By agreeing that OP should 'warn off' the OW to make sure she 'thinks twice' Gertie is supporting OP in an action which at Best would make her a laughing stock, and at worst, do something illegal.
Most other posters have made this point. Gertie refuses to believe it.

By agreeing that OP should write to OW or generally tell the 'Catholic' town about her infidelities, whilst OP is herself 'living in sin' Hmm with her DP and children - she is setting her up to even more pain and humiliation.

I hope OP can see that.

elisenbrunnen · 14/04/2018 16:49

I don’t blame the OW.
My DH never blamed the OW.
She certainly didn’t need ‘seeing off’ as she was history. But you DID see her off!???

  • so how did you 'make her think twice'?
    How did you stop her 'walking all over you'? If She's 'history' how did you make her think twice, but didn't 'see her off'?

But you obviously did something to her before she was history? (And you say it's not illegal so I'm hoping OW is not under the Patio?)

Maybe you are one of those women who 'warn off' all other women in the town, which your Dp might come into contact with? Maybe like a pre-emptive warning? Hmm 'Touch my DP and you will be history'?

I'm joking...I think.

PoorYorick · 14/04/2018 16:59

It might be a clumsy analogy, but you can try thinking of it as a job instead of a marriage.

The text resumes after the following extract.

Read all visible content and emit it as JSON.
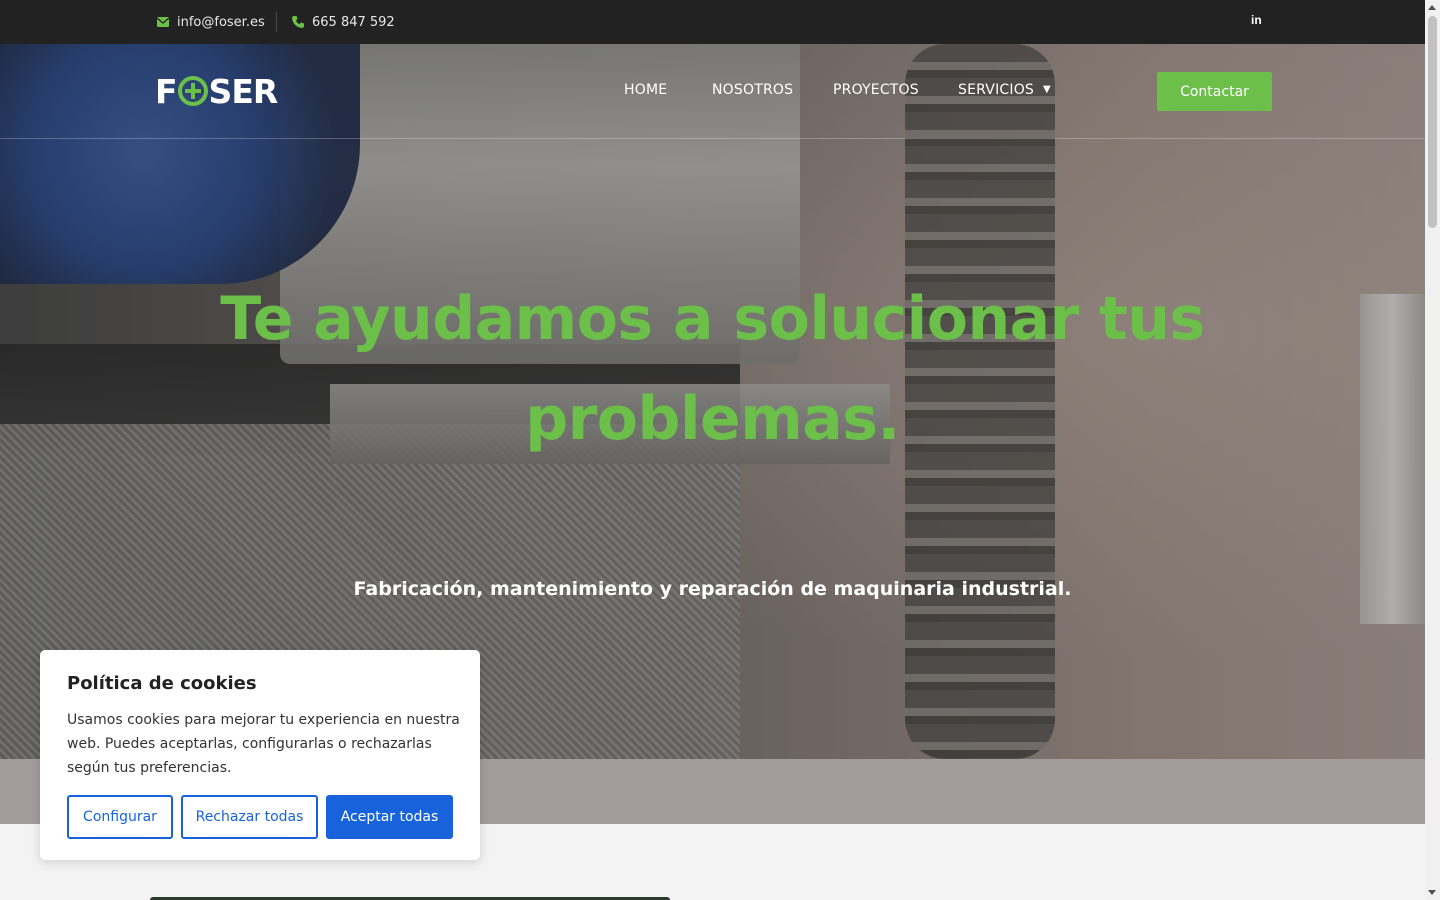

Let's say I meet a man in a bar, and we hit it off. I know he's got to be in work at 5am the next morning and I also know that if I go home with him, he'll never get there on time. The most moral thing I could do would be not to get involved, of course. But if I do, and he decides to prioritise a night with me over his 5am work start, that is hardly my fault or my responsibility. What would you think if his boss contacted ME about it?

Haffiana · 14/04/2018 23:48

I reckon the OW is laughing at you OP, for taking your sorry shit of a cheating lying husband back. I bet she is laughing at you and telling everyone in her catholic village or wherever about what a complete idiot sucker you are, for falling for his lies about how he wants to make amends.

That would make me mad enough to send her a rude letter, oh yes indeedy! How dare she laugh at you!

WellAndTrulyCurbed · 15/04/2018 00:31

I would have had a whole lot more sympathy OP if you hadn't threatened to make things "incredibly difficult for him with work and the kids" So, is he with you because he wants to try and salvage your relationship or is he with you because you are using the children to keep him in line? And yes, OF COURSE he wasn't thinking of the kids when he cheated. He's no prize, for sure.

I do always wonder though what the OW has been told by the cheating husband/partner because having been shown to be a liar and a disrespectful prick, pretty sure his version of 'events' is going to be created to try and share the blame as much as possible.

He's a cheater OP. If it wasn't that OW, it would have been someone else. Focus on that. The OW is probably very glad he's been found out as I'm sure she now realises what a loser your husband is. Anything you send her will only reinforce the fact that she dodged a bullet here.